Aprendo también en estos días los apellidos de los personajes de la pandilla de Mafalda: Susanita Chirasi, Miguelito Pitti y Manolito Goreiro; en ellos detecto los orígenes de los inmigrantes que llegaron a Argentina en diversas décadas, aunque ahí no se encuentre el posible representante de la comunidad judía askenazí, más bien encarnado por alguno de los muchos psicoanalistas que pueblan la obra humorístico-gráfica de Quino cuando se aleja de Mafalda.
El grafismo nítido y fino de esas otras viñetas nos lleva de inmediato a las historias del grupito de niños, pero enseguida, aguzando la vista, vemos que con esos mismos elegantes trazos negros sobre fondo blanco, Quino es capaz de caracterizar meticulosamente a una infinidad de personajes entre los que abundan aristócratas con collares de perlas, psiquiatras, mayordomos y señores de clase media con sombrero. Esta versatilidad me hace tomar consciencia del inmenso mérito de los historietistas, del milagro de que sus personajes nos lleguen infinitamente más adentro cuando los vemos sobre la hoja de papel y no en otros formatos más sofisticados.
Pensemos aquí en ejemplos como los habitantes de la aldea gala creada por Uderzo y Goscinny: ¿no nos hace mucha más gracia el Obélix en papel que el representado por Gerard Depardieu? Lo mismo con Mortadelo y Filemón: acudimos con ganas a ver una película sobre ellos, pero enseguida volvemos a las viñetas, en cuyos rincones encontramos un paraíso vinculado a El jardín de las delicias de El Bosco, con ratones que fuman y arañas en animada charla. A Mafalda también le ha ocurrido: se filmaron un par de películas de la tira que protagoniza, pero no conozco a nadie que prefiera la versión cinematográfica a la historieta.
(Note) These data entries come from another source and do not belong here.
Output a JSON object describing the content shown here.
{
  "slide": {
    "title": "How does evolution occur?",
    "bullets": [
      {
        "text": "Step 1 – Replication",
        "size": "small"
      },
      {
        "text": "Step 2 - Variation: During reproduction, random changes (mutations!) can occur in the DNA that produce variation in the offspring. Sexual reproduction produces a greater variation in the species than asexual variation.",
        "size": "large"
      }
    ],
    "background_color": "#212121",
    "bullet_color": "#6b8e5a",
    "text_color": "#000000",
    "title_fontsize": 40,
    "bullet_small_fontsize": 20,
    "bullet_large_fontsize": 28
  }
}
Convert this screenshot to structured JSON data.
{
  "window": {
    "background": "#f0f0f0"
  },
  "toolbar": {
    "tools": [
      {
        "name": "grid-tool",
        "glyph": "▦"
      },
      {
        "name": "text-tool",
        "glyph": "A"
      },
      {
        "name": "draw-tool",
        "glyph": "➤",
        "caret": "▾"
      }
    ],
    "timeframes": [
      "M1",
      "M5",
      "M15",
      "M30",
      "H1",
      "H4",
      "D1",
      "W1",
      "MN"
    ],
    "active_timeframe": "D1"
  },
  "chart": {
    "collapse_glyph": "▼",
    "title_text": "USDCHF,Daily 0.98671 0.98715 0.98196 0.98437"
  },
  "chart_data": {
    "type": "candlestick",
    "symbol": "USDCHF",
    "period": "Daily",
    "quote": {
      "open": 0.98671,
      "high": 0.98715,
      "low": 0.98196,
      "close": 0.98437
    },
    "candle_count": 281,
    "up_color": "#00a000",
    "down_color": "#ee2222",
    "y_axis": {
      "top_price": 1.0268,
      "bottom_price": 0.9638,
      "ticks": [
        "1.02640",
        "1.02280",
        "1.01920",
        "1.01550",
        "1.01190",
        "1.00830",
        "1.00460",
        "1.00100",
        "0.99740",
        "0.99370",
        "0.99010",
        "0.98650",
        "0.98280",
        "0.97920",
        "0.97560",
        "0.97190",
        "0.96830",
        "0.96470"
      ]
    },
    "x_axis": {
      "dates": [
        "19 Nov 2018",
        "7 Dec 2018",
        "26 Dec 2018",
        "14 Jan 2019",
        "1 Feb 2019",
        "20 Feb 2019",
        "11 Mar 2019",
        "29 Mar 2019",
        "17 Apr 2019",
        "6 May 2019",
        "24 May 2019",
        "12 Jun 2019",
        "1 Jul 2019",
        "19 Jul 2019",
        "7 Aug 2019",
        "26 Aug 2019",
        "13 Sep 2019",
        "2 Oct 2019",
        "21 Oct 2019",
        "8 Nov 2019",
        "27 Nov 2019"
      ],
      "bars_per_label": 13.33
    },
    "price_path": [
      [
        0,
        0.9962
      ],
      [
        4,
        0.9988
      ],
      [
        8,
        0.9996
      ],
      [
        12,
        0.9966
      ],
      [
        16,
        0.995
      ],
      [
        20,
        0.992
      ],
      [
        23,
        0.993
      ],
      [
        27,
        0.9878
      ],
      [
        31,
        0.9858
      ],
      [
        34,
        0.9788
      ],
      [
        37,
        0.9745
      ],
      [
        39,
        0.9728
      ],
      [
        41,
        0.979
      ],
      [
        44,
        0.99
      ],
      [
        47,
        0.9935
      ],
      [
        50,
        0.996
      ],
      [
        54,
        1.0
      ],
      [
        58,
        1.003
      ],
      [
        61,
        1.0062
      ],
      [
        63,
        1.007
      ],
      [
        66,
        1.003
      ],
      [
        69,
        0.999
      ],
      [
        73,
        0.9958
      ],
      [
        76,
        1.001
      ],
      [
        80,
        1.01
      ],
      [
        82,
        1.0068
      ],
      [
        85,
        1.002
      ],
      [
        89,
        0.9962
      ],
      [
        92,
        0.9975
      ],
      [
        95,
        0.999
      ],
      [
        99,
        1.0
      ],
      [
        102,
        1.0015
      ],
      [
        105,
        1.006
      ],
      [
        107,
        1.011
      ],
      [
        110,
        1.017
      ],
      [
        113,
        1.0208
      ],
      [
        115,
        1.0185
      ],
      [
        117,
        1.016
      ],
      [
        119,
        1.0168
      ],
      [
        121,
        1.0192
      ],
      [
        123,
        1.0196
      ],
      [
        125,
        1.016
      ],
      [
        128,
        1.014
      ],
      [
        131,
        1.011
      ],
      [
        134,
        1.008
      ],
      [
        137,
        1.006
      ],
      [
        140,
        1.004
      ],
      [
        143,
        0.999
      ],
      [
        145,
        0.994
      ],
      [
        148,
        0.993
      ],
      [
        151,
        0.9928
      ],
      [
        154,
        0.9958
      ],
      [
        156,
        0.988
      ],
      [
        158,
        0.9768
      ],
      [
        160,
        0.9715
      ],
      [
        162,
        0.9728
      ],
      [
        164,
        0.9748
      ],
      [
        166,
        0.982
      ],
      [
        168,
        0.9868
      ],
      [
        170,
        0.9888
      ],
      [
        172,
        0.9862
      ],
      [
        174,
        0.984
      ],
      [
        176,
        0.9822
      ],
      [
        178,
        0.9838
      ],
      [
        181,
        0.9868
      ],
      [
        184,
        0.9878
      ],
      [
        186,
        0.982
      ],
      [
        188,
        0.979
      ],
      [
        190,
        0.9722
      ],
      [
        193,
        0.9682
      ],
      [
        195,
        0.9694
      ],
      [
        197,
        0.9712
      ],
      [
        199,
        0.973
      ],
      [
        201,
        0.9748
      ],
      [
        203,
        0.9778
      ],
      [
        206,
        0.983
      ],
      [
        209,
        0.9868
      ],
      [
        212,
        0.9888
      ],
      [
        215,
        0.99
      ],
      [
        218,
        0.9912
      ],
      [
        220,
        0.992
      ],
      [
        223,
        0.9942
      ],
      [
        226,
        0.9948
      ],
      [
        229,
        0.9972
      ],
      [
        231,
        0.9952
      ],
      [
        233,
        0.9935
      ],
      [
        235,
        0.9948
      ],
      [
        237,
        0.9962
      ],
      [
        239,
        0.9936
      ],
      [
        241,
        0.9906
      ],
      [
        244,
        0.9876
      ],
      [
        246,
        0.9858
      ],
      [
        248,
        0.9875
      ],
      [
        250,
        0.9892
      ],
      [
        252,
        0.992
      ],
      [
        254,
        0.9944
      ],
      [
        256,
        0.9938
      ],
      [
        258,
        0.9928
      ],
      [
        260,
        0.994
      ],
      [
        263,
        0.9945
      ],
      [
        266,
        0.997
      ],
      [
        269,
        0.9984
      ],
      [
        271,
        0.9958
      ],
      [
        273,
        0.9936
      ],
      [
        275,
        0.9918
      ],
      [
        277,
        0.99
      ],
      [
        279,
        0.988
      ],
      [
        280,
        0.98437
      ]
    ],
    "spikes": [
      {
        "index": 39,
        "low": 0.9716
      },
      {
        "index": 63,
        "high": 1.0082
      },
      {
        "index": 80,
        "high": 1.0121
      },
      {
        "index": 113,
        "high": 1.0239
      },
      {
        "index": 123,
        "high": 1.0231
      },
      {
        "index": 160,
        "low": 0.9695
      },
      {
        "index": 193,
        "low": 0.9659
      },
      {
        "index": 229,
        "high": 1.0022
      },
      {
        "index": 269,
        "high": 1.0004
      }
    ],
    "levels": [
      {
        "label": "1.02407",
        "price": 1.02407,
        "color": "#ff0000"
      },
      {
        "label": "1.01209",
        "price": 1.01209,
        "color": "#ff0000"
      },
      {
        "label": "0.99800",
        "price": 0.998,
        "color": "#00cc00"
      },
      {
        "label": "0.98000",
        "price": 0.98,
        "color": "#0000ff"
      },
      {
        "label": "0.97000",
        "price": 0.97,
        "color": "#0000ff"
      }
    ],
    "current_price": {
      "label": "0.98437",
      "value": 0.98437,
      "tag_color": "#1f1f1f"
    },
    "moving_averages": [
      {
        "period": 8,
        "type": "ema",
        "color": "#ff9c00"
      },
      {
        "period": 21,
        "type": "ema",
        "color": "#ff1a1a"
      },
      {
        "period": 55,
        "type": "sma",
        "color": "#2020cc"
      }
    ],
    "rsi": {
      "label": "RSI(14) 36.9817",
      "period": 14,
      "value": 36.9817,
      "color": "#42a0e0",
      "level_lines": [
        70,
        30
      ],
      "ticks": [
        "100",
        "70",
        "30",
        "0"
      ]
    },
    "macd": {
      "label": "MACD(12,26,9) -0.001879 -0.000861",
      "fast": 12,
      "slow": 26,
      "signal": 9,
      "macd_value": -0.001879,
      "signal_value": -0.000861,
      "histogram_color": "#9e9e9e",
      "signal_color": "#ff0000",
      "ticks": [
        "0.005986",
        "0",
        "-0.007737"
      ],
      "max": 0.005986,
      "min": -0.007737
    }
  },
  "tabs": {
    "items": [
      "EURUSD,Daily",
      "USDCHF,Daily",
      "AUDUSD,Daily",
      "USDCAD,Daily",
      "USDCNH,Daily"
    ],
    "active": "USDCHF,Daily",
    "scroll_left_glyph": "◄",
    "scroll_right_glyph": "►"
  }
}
Existen incluso varias Mafaldas tridimensionales de colores repartidas por el planeta: una en un banco del barrio de San Telmo, en Buenos Aires, otra en Mendoza y otra más en Oviedo, donde Quino recibió el Premio Príncipe de Asturias de Comunicación y Humanidades en 2014. Por supuesto que nos queremos hacer una foto con la versión escultórica de Mafalda, y acariciarla hasta erosionarla como si fuese la imagen de una santa patrona, pero la preferimos en versión original, en blanco y negro sobre papel, a la vez sobria y elocuente. El mérito de expresar tantísimo con una tecnología tan antigua y limitada como una plumilla o un rotulador negro roza lo mágico. Así que para concluir debemos darnos cuenta de que Quino era un mago, y es a esa faceta suya a la que rendimos homenaje en estos días.